Downplaying the “Distributed” Dogma


Benjamin recently wrote about the current state of our effort to try to import our CVS repository to… something from this century.

His conclusion is spot on, although I think it… minimizes the head-banging he and I have been going through for a couple of weeks. My original characterization didn’t turn out to be far from the truth, it seems… except, it’s me and my quad-core-P4-with-4-gigs-of-RAM sitting there, bloodied and bruised on the floor, not ClearCase. ;-)

I was somewhat surprised by the number of responses to Benjamin’s post that seemingly amounted to “Can’t you just use Subversion? Subversion works. And if you want distributed, use SVK.”

Well, the first issue with that is cvs2svn1 doesn’t seem to import the Mozilla CVS tree anymore: it’s hitting the error that Hg tends to hit2, and while completely dying is arguably more correct, bzr and cvs2svn 1.3.0′s approach—annotating and ignoring the error, so the import can actually continue—is much more satisfying.

The second issue is that the march towards a distributed version control system really isn’t about a distributed version control system; it’s about using a tool that support merging algorithms that weren’t invented in the 80s, back when you never did branches anyway, because it was annoyingly difficult with the tools of the time.

During the original discussion, the main issue that limited Subversion’s advancement in the race was that it didn’t support any better merging functionality or techniques than its predecessor. It requires external tools to record which merges had been performed and the actual algorithms used are the old ones we all love and/or hate.

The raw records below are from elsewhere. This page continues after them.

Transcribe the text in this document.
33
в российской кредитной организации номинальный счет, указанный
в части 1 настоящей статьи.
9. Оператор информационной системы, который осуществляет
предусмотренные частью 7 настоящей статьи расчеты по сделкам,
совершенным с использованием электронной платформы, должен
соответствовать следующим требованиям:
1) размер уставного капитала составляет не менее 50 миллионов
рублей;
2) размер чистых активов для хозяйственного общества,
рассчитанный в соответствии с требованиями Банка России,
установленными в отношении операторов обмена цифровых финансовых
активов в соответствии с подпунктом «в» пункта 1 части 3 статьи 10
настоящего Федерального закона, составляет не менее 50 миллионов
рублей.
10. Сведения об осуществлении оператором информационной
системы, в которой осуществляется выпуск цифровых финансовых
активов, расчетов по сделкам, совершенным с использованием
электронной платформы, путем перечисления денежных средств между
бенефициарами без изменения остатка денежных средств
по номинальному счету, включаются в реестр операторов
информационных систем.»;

Now don’t get me wrong: I use Subversion for all my personal stuff and I like it. I think it’s a great improvement over CVS (which I used for years and imported from) and in many (most?) cases, I would recommend it.

But when you’re going to be doing the kind of “agile”3, disruptive, reconstructive work that Mozilla 2.0 requires, at a minimum, you need a tool that makes branching and merging easy. SVN does work for me (and lots of other people and projects) because I’m not faced with, for example, renaming nsIFrame::GetPresContext, a task where a branch makes a lot of sense, and I’m going to be doing hundreds of renames.

I contend that it’s not so much that we require (or necessarily even want) a “distributed” version control system. In fact, as a counter example, Perforce is a [closed source] centralized VCS that has a lot of great features, including merging primitives that are awesome. Accurev is another (although, I’ve never personally used it.)

We just happen to be focused on “distributed” VCSs because those are the only open source offerings that have merging facilities that handle complicated situations and get the merging stuff right. This is likely because a distributed version control system isn’t worth anything if you can’t merge your work back in easily and [more importantly] reliably.

I’ll concede, of course, that once you have things like offline diff/commit and easy patch sharing among peers, all built-in-and-tracked-by the VCS, that’s (possibly addictive) icing on the cake.

But it’s not about “distributed” part. It’s about the capable-merging part.4

Breaking code apart is easy. Putting it back together is hard.

We want and need a tool that intrinsically expects, is designed to handle, and expertly supports the latter.

1 As of 1.5.0
2 Which amounts to deleting files which don’t exist on branches [possibly yet] that they’re being deleted from.
3 I hate using that [buzz] word.
4 Coincidentally, Joel recently blogged about version control systems and large teams, and it seems the Windows team uses a model very similar to that of the 2.6 kernel developers, and possibly similar to what we’ll end up using. It seems that easy branching (which is easy) and easy merging (which is hard) is the only real way to scale a development project into the thousands.